Le pays continue de connaître des turbulences politiques généralisées, en même temps que ses forces de sécurité sont assaillies par des attaques de l’EI. À Kirkouk, des combattants djihadistes ont attaqué un bâtiment abritant la direction du renseignement irakienne. Outre Kirkouk, les attaques ont également monté en flèche à Diyala et à Salahuddin. Le coronavirus a donné aux militants plus de liberté de manœuvre et la capacité d’exploiter l’espace opérationnel, avec des attaques récentes visant des points de contrôle militaires dirigés par des milices affiliées aux forces de sécurité irakiennes. Parallèlement au retrait des troupes américaines et au repositionnement des forces de sécurité irakiennes dans les redoutes urbaines, des vulnérabilités sont apparues, permettant aux combattants de l’EI de combler le vide. On craint sérieusement qu’avec un nouvel élan, ceux-là cherchent à empiéter sur les villes et les zones urbaines, où des attaques spectaculaires pourraient entraîner des pertes massives. L’EI semble d’ailleurs se rapprocher de Bagdad, la capitale irakienne.

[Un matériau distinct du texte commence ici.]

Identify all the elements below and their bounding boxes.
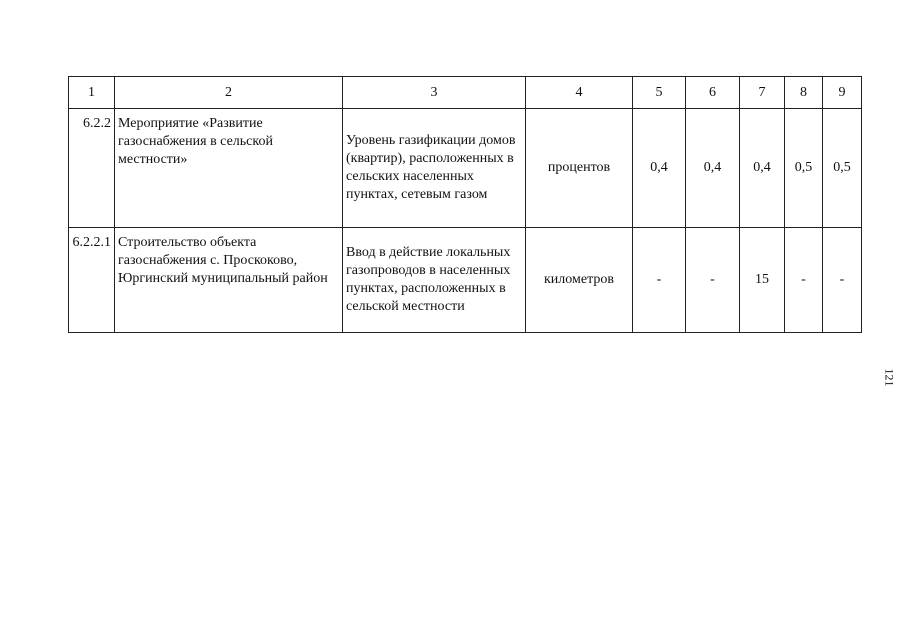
row-number: 6.2.2.1 xyxy=(69,228,115,333)
header-cell: 4 xyxy=(526,77,633,109)
header-cell: 5 xyxy=(633,77,686,109)
page-number: 121 xyxy=(882,368,897,387)
unit-cell: процентов xyxy=(526,109,633,228)
value-cell: - xyxy=(823,228,862,333)
indicator-name: Ввод в действие локальных газопроводов в населенных пунктах, расположенных в сельской местности xyxy=(343,228,526,333)
header-cell: 8 xyxy=(785,77,823,109)
value-cell: 0,4 xyxy=(686,109,740,228)
value-cell: 0,4 xyxy=(740,109,785,228)
header-cell: 3 xyxy=(343,77,526,109)
indicators-table xyxy=(68,76,862,333)
value-cell: 0,5 xyxy=(785,109,823,228)
measure-name: Строительство объекта газоснабжения с. Проскоково, Юргинский муниципальный район xyxy=(115,228,343,333)
header-cell: 2 xyxy=(115,77,343,109)
value-cell: - xyxy=(686,228,740,333)
value-cell: 0,4 xyxy=(633,109,686,228)
header-cell: 1 xyxy=(69,77,115,109)
header-cell: 7 xyxy=(740,77,785,109)
value-cell: - xyxy=(633,228,686,333)
indicator-name: Уровень газификации домов (квартир), расположенных в сельских населенных пунктах, сетевым газом xyxy=(343,109,526,228)
table-row xyxy=(69,109,862,228)
value-cell: - xyxy=(785,228,823,333)
value-cell: 15 xyxy=(740,228,785,333)
table-header-row xyxy=(69,77,862,109)
table-row xyxy=(69,228,862,333)
header-cell: 6 xyxy=(686,77,740,109)
header-cell: 9 xyxy=(823,77,862,109)
unit-cell: километров xyxy=(526,228,633,333)
value-cell: 0,5 xyxy=(823,109,862,228)
measure-name: Мероприятие «Развитие газоснабжения в сельской местности» xyxy=(115,109,343,228)
row-number: 6.2.2 xyxy=(69,109,115,228)
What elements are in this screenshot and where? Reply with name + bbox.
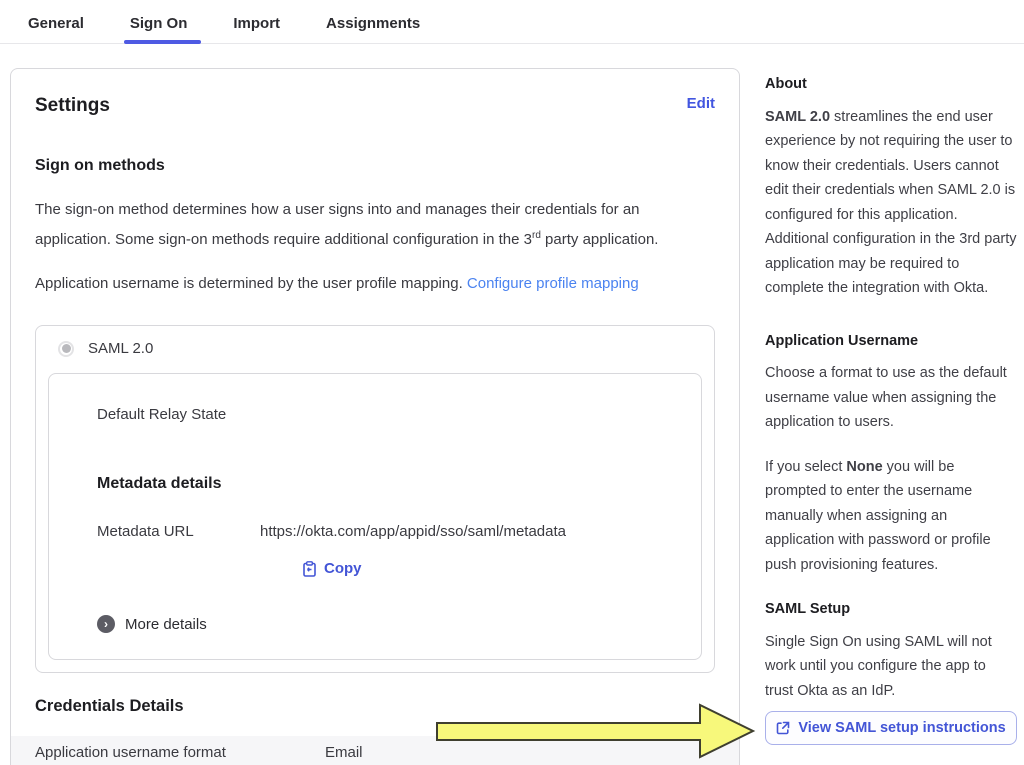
metadata-url-row <box>97 523 677 540</box>
application-username-heading: Application Username <box>765 332 919 349</box>
tab-import[interactable]: Import <box>233 15 281 32</box>
sign-on-methods-heading: Sign on methods <box>35 157 165 174</box>
settings-card <box>10 68 740 765</box>
more-details-toggle[interactable] <box>97 615 677 633</box>
about-body: streamlines the end user experience by not requiring the user to know their credentials. Users cannot edit their credentials when SAML 2.0 is configured for this application. Additional configuration in the 3rd party application may be required to complete the integration with Okta. <box>765 108 1017 296</box>
saml-radio-row[interactable] <box>48 340 702 357</box>
tab-general[interactable]: General <box>28 15 84 32</box>
saml-method-box <box>35 325 715 673</box>
description-text: The sign-on method determines how a user signs into and manages their credentials for an application. Some sign-on methods require additional configuration in the 3 <box>35 201 640 248</box>
saml-method-label: SAML 2.0 <box>88 340 154 357</box>
default-relay-state-label: Default Relay State <box>97 406 227 423</box>
settings-title: Settings <box>35 95 110 116</box>
mapping-text: Application username is determined by the user profile mapping. <box>35 275 467 292</box>
saml-setup-text: Single Sign On using SAML will not work until you configure the app to trust Okta as an IdP. <box>765 633 992 699</box>
view-saml-setup-instructions-label: View SAML setup instructions <box>798 720 1006 736</box>
clipboard-icon <box>302 561 317 577</box>
copy-label: Copy <box>324 560 362 577</box>
credentials-details-heading: Credentials Details <box>35 697 184 715</box>
username-mapping-text <box>35 271 700 297</box>
none-text-b: you will be prompted to enter the username manually when assigning an application with password or profile push provisioning features. <box>765 458 991 573</box>
saml-setup-heading: SAML Setup <box>765 601 851 617</box>
configure-profile-mapping-link[interactable]: Configure profile mapping <box>466 275 639 292</box>
description-text-end: party application. <box>540 231 659 248</box>
copy-button[interactable] <box>302 560 677 577</box>
about-bold-lead: SAML 2.0 <box>765 108 831 125</box>
metadata-url-value: https://okta.com/app/appid/sso/saml/metadata <box>260 523 566 540</box>
application-username-text-2 <box>765 455 1017 578</box>
none-bold: None <box>846 458 883 475</box>
credentials-row <box>11 736 739 765</box>
tab-assignments[interactable]: Assignments <box>326 15 421 32</box>
external-link-icon <box>776 721 790 735</box>
application-username-format-label: Application username format <box>35 743 226 761</box>
help-sidebar <box>765 72 1017 745</box>
metadata-url-label: Metadata URL <box>97 523 194 540</box>
application-username-text-1: Choose a format to use as the default username value when assigning the application to users. <box>765 365 1007 430</box>
about-text <box>765 105 1017 301</box>
view-saml-setup-instructions-button[interactable] <box>765 711 1017 745</box>
more-details-label: More details <box>125 615 207 633</box>
ordinal-superscript: rd <box>531 230 541 241</box>
saml-details-panel <box>48 373 702 660</box>
about-heading: About <box>765 76 807 92</box>
chevron-right-circle-icon: › <box>97 615 115 633</box>
application-username-format-value: Email <box>325 743 363 761</box>
metadata-details-heading: Metadata details <box>97 475 222 492</box>
radio-button-icon[interactable] <box>58 341 74 357</box>
sign-on-methods-description <box>35 197 700 253</box>
tab-bar <box>0 0 1024 44</box>
none-text-a: If you select <box>765 458 847 475</box>
edit-button[interactable]: Edit <box>686 95 715 112</box>
tab-sign-on[interactable]: Sign On <box>124 13 194 43</box>
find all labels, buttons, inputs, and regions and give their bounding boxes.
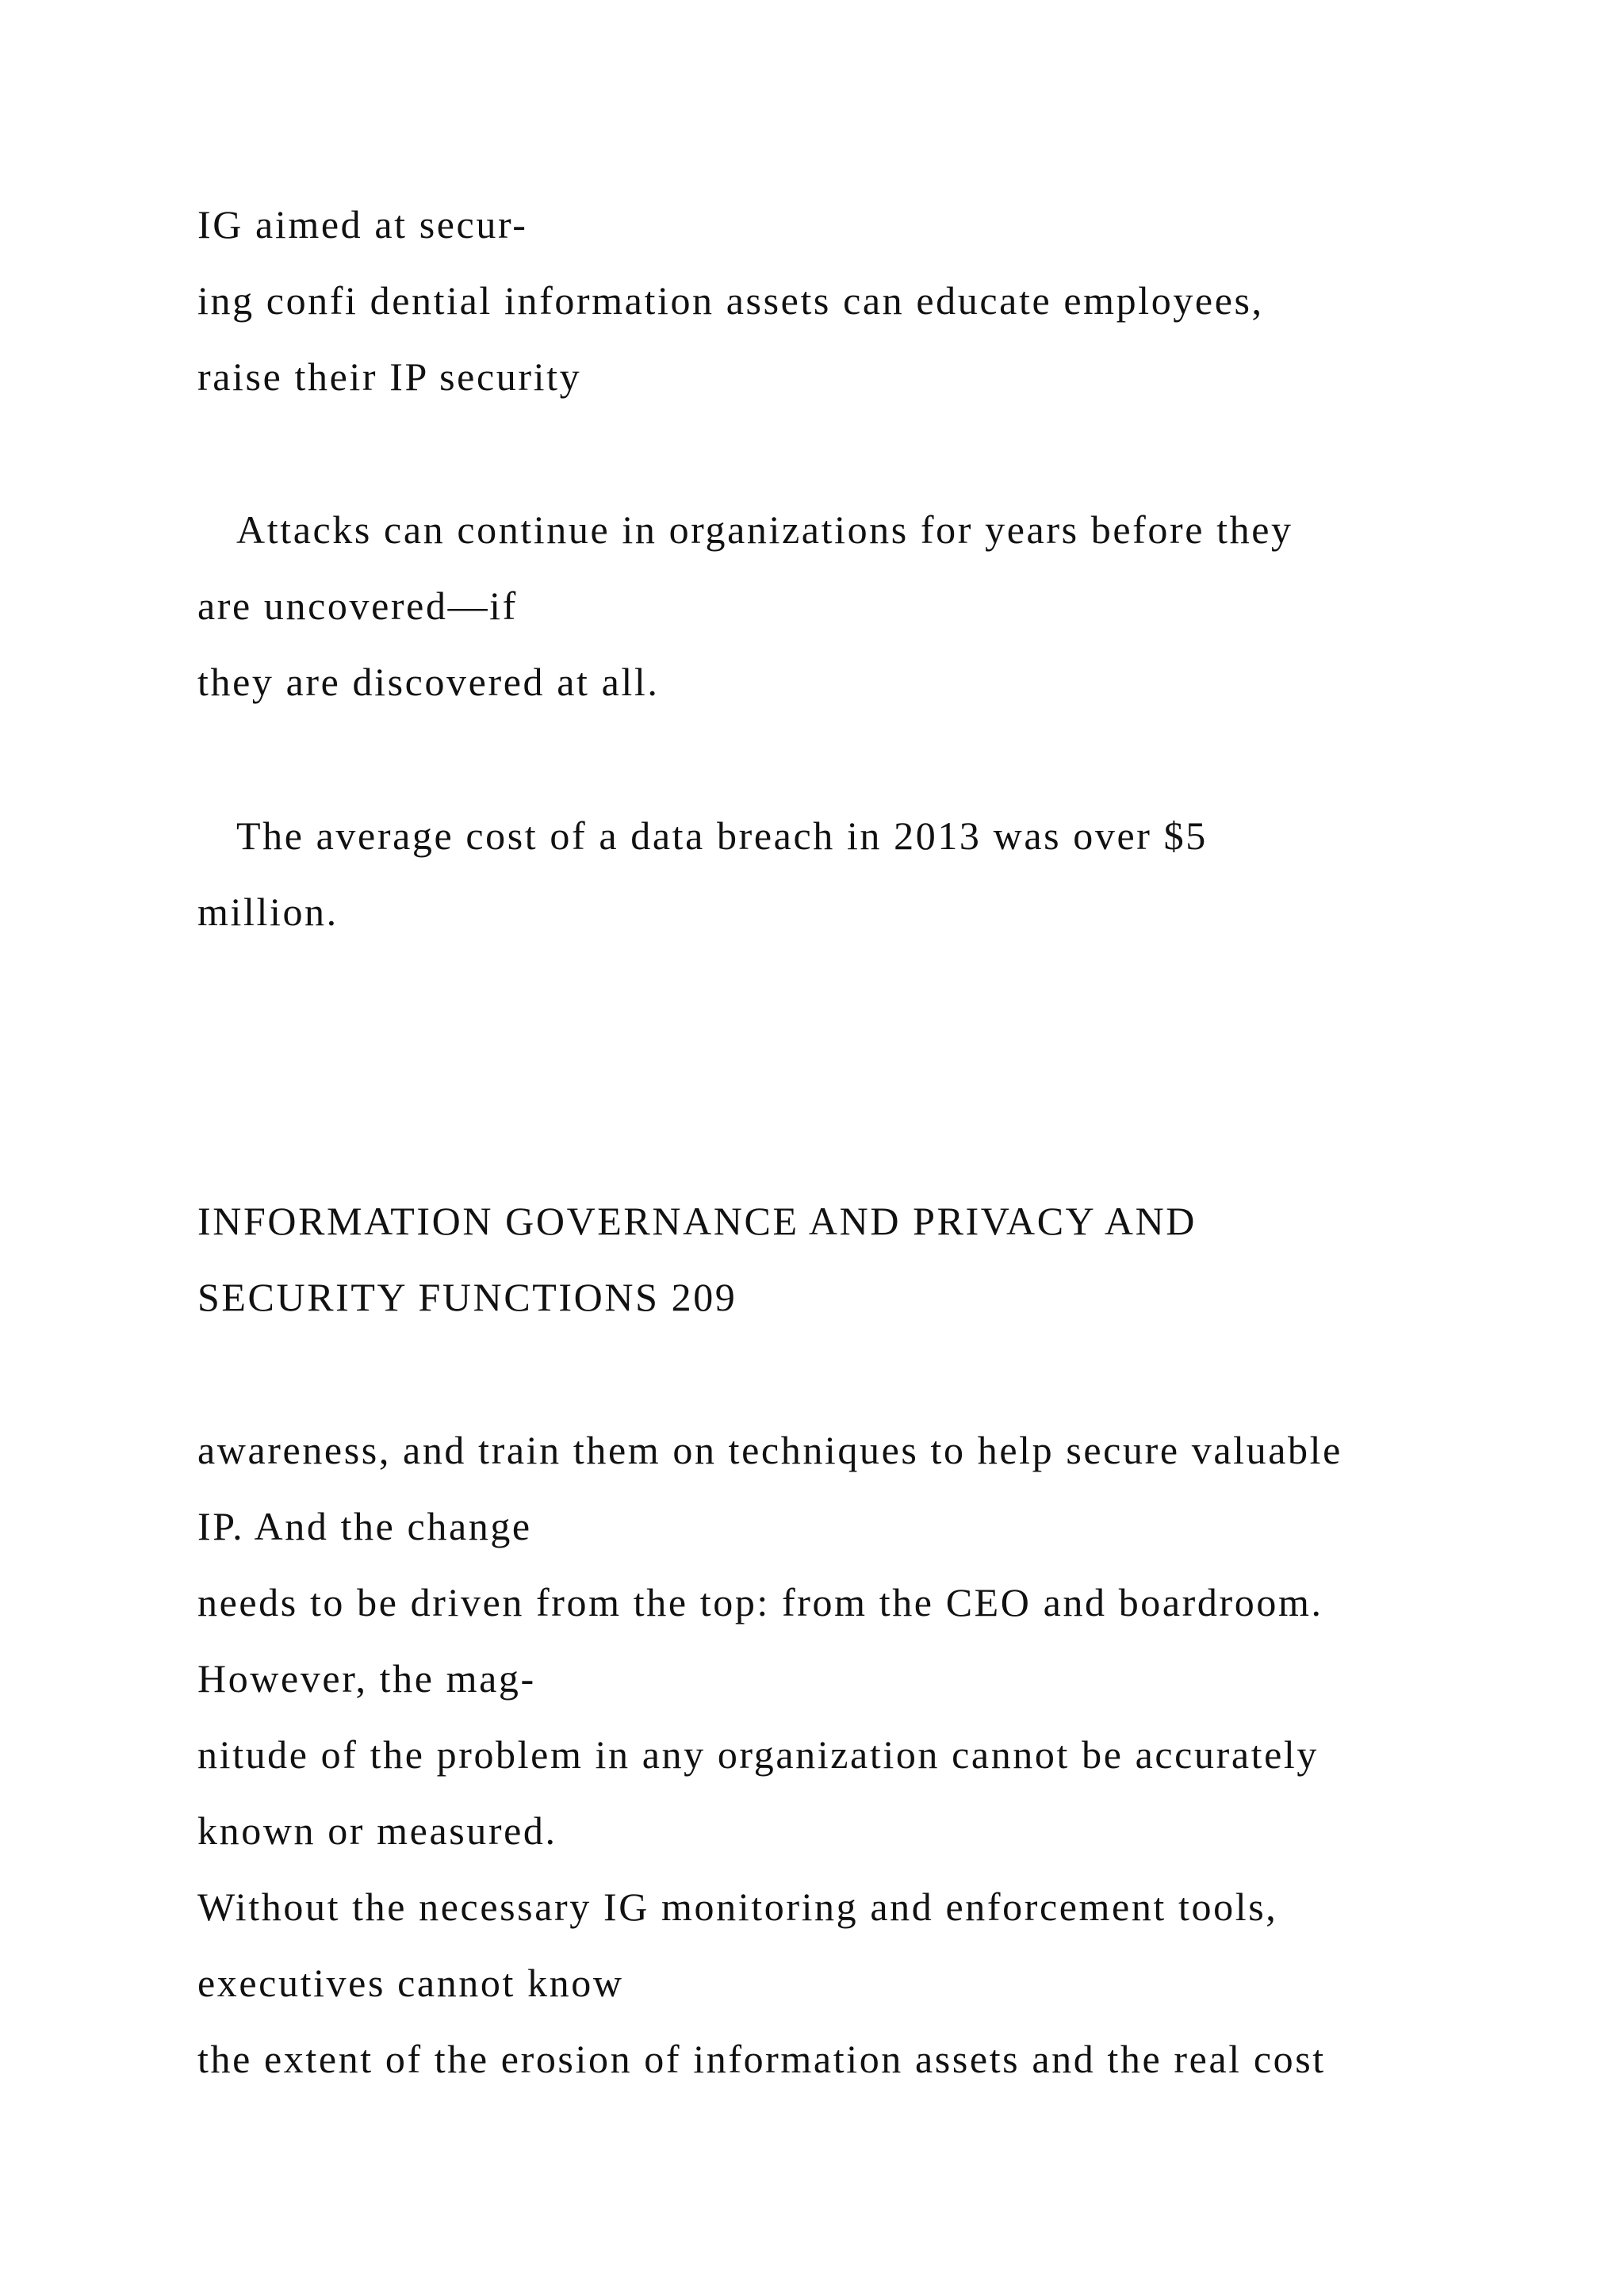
text-line: million. xyxy=(197,890,339,934)
text-line: IP. And the change xyxy=(197,1504,532,1548)
text-line: IG aimed at secur- xyxy=(197,202,528,247)
text-line: Attacks can continue in organizations for years before they xyxy=(236,507,1293,552)
text-line: known or measured. xyxy=(197,1808,557,1853)
text-line: executives cannot know xyxy=(197,1961,624,2005)
text-line: are uncovered—if xyxy=(197,584,518,628)
text-line: the extent of the erosion of information assets and the real cost xyxy=(197,2037,1326,2081)
text-line: The average cost of a data breach in 2013 was over $5 xyxy=(236,813,1208,858)
text-line: ing confi dential information assets can educate employees, xyxy=(197,278,1264,323)
text-line: raise their IP security xyxy=(197,354,582,399)
text-line: nitude of the problem in any organization cannot be accurately xyxy=(197,1732,1319,1777)
text-line: awareness, and train them on techniques to help secure valuable xyxy=(197,1428,1342,1472)
text-line: they are discovered at all. xyxy=(197,660,660,704)
running-header-line: SECURITY FUNCTIONS 209 xyxy=(197,1275,737,1319)
running-header-line: INFORMATION GOVERNANCE AND PRIVACY AND xyxy=(197,1199,1197,1243)
text-line: However, the mag- xyxy=(197,1656,536,1701)
text-line: needs to be driven from the top: from the CEO and boardroom. xyxy=(197,1580,1323,1624)
text-line: Without the necessary IG monitoring and enforcement tools, xyxy=(197,1885,1278,1929)
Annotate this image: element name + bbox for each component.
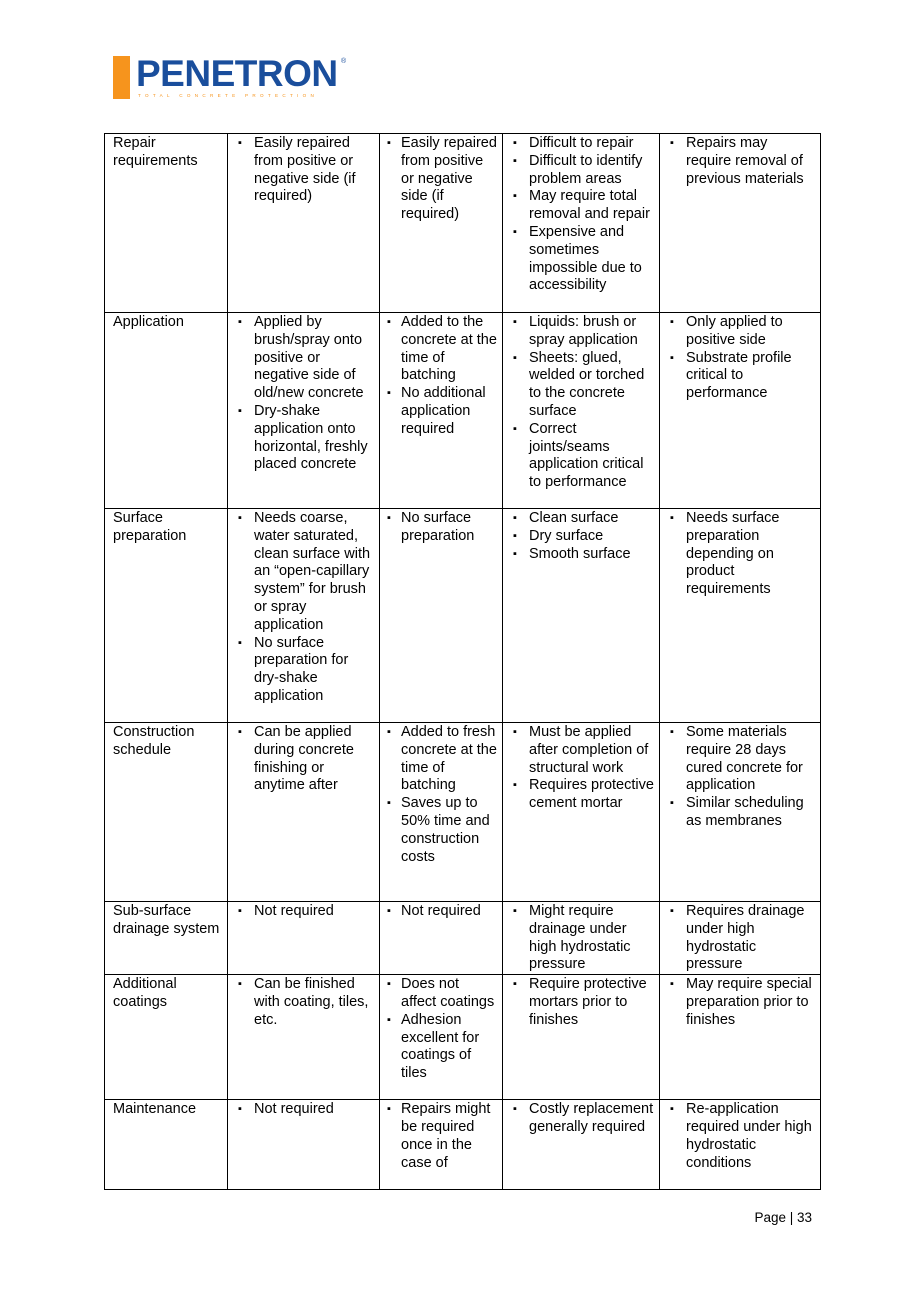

Daech est également devenu beaucoup plus actif en Syrie depuis la fin de 2019, lançant des attaques sporadiques à l’est de l’Euphrate et élargissant sa présence dans certaines parties du désert syrien central. Des militants de l’EI ont également contesté un territoire contrôlé par les Forces démocratiques syriennes (SDF) et un certain nombre de récentes incarcérations dans le nord-est de la Syrie ont conduit les Kurdes syriens à faire appel aux forces américaines pour obtenir de l’aide. L’État islamique continue de gagner de l’argent grâce à l’extorsion et avec un accès à des fonds importants et une force de combat restructurée ; le groupe est bien placé pour mener une insurrection de bas niveau en Irak et en Syrie, profitant du désordre créé par le coronavirus.

La crise du coronavirus est une crise sanitaire sans précédent dont les répercussions se feront sentir dans le monde entier probablement pendant plusieurs années. Au Moyen-Orient, cela ajoute un niveau d’instabilité en poussant des millions de personnes dans la pauvreté et en agissant comme multiplicateur des conflits. La crise à venir sera une crise de gouvernance si les dirigeants de la région ne prennent pas des mesures rapides pour leurs populations.